Alp turned him from the sickening sight:
Never had shaken his nerves in fight; 480
But he better could brook to behold the dying,
Deep in the tide of their warm blood lying,[pm][359]
Scorched with the death-thirst, and writhing in vain,
Than the perishing dead who are past all pain. [pn][360]
There is something of pride in the perilous hour,
Whate'er be the shape in which Death may lower;
For Fame is there to say who bleeds,
And Honour's eye on daring deeds! [361]
But when all is past, it is humbling to tread[po]
O'er the weltering field of the tombless dead,[362] 490
And see worms of the earth, and fowls of the air,
Beasts of the forest, all gathering there;
All regarding man as their prey,
All rejoicing in his decay. [pp]
XVIII.
There is a temple in ruin stands,
Fashioned by long forgotten hands;
Two or three columns, and many a stone,
Marble and granite, with grass o'ergrown!
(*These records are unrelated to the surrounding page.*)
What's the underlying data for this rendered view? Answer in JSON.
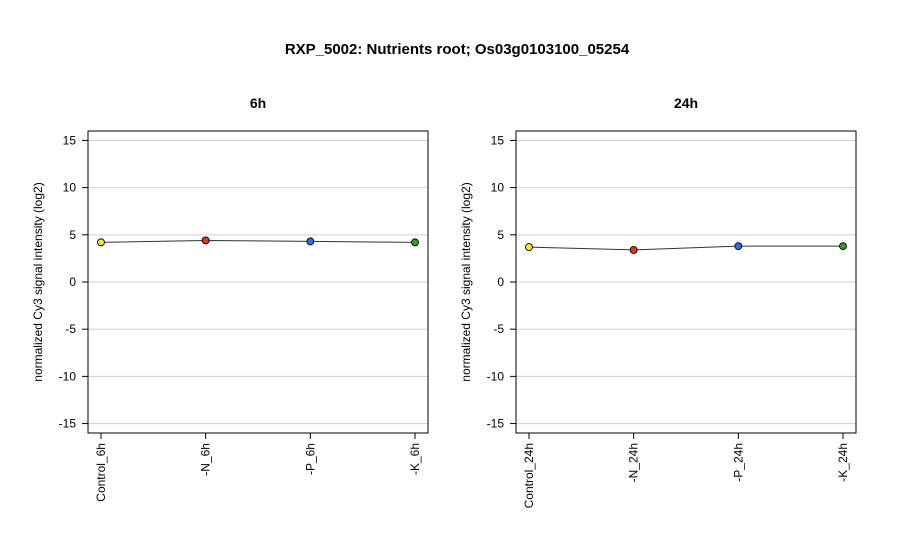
{
  "title": "RXP_5002: Nutrients root; Os03g0103100_05254",
  "chart_data": [
    {
      "type": "line",
      "title": "6h",
      "ylabel": "normalized Cy3 signal intensity (log2)",
      "ylim": [
        -16,
        16
      ],
      "yticks": [
        -15,
        -10,
        -5,
        0,
        5,
        10,
        15
      ],
      "grid": true,
      "categories": [
        "Control_6h",
        "-N_6h",
        "-P_6h",
        "-K_6h"
      ],
      "values": [
        4.2,
        4.4,
        4.3,
        4.2
      ],
      "point_colors": [
        "#f5e642",
        "#d93a1e",
        "#2e6fd8",
        "#3a9a2a"
      ]
    },
    {
      "type": "line",
      "title": "24h",
      "ylabel": "normalized Cy3 signal intensity (log2)",
      "ylim": [
        -16,
        16
      ],
      "yticks": [
        -15,
        -10,
        -5,
        0,
        5,
        10,
        15
      ],
      "grid": true,
      "categories": [
        "Control_24h",
        "-N_24h",
        "-P_24h",
        "-K_24h"
      ],
      "values": [
        3.7,
        3.4,
        3.8,
        3.8
      ],
      "point_colors": [
        "#f5e642",
        "#d93a1e",
        "#2e6fd8",
        "#3a9a2a"
      ]
    }
  ]
}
Out upon Time! it will leave no more
Of the things to come than the things before! [pq][363] 500
Out upon Time! who for ever will leave
But enough of the past for the future to grieve
O'er that which hath been, and o'er that which must be:
What we have seen, our sons shall see;
Remnants of things that have passed away,
Fragments of stone, reared by creatures of clay!